Tapping the screen with the stylus is the best way to navigate the menus, naturally, but one-handed operation is not as convenient as other competing OSes. For example, moving between tabs in option screens requires either tapping the display or using the left and right arrow keys found on either side of the spacebar button. This is tedious because your left thumb, which can scroll up and down as well as depress the selector, must shift to either touch the screen or downward to the arrow keys to perform basic functions. It may seem nit-picky to point this out on a device meant to be used with a stylus, but the truth of the matter is that both Palm OS and Windows Mobile (5.0 onward) have made the direction pad efficient to the point where you can get to almost every field without touching the LCD panel.

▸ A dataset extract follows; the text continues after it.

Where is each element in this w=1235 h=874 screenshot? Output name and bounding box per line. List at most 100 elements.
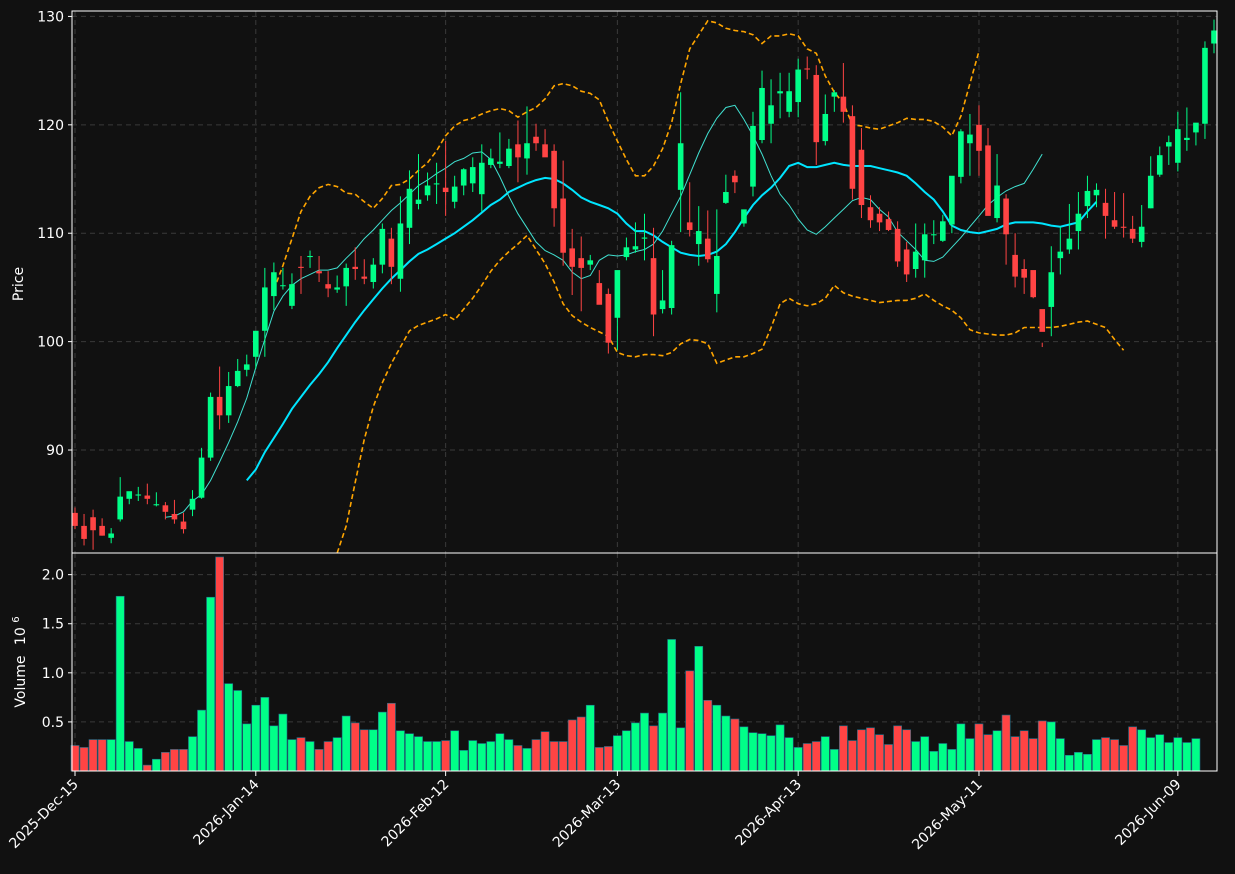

Being a business-orientated device, applications to open and edit documents are included with this handset. It also comes with a business card scanner program to be used in tandem with the camera for easy storage of contacts. Wireless syncing with your exchange server can be set up with a Dataviz application provided. As added convenience, a sync/charge cradle is also included with the P1i.
A QVGA display capable of 262K colors is found on the P1i. Memory-wise, it has 160MB built-in not counting the 512MB M2 card included with the standard package. Buying more memory will be useful for those who wish to use it as a music player. The provided stereo headset does not allow you to connect your own headphones for lack of a 3.5mm audio mini-jack, and it isn't very comfortable, either. Fortunately, there are optional accessories from Sony Ericsson meant for that purpose. The FM radio feature worked excellently not only in radio reception, but also in ease of use when auto-searching and storing radio stations.
The 3.2-megapixel camera found on the P1i has both an autofocus feature and LED light for dark situations. It produces good images for a mobile phone, and comes with options like macro and night mode for those specific situations. A second front-facing camera is found on the top left corner for video calls.
One thing we did notice on the P1i was how responsive it is to screen taps and button presses. Even with multiple applications running in the background, we felt very little slowdown in the device. Memory management is done though the Task Manager, which can be accessed anytime by tapping the top right-hand corner of the display.
A full charge of the 1,120mAh battery lasted us about 2.5 days. This included some Web browsing using both wireless LAN and 3G aside from normal phone use like calls and text messaging. Voice calls came through clearly, as was also the case with video calls when using the speakerphone.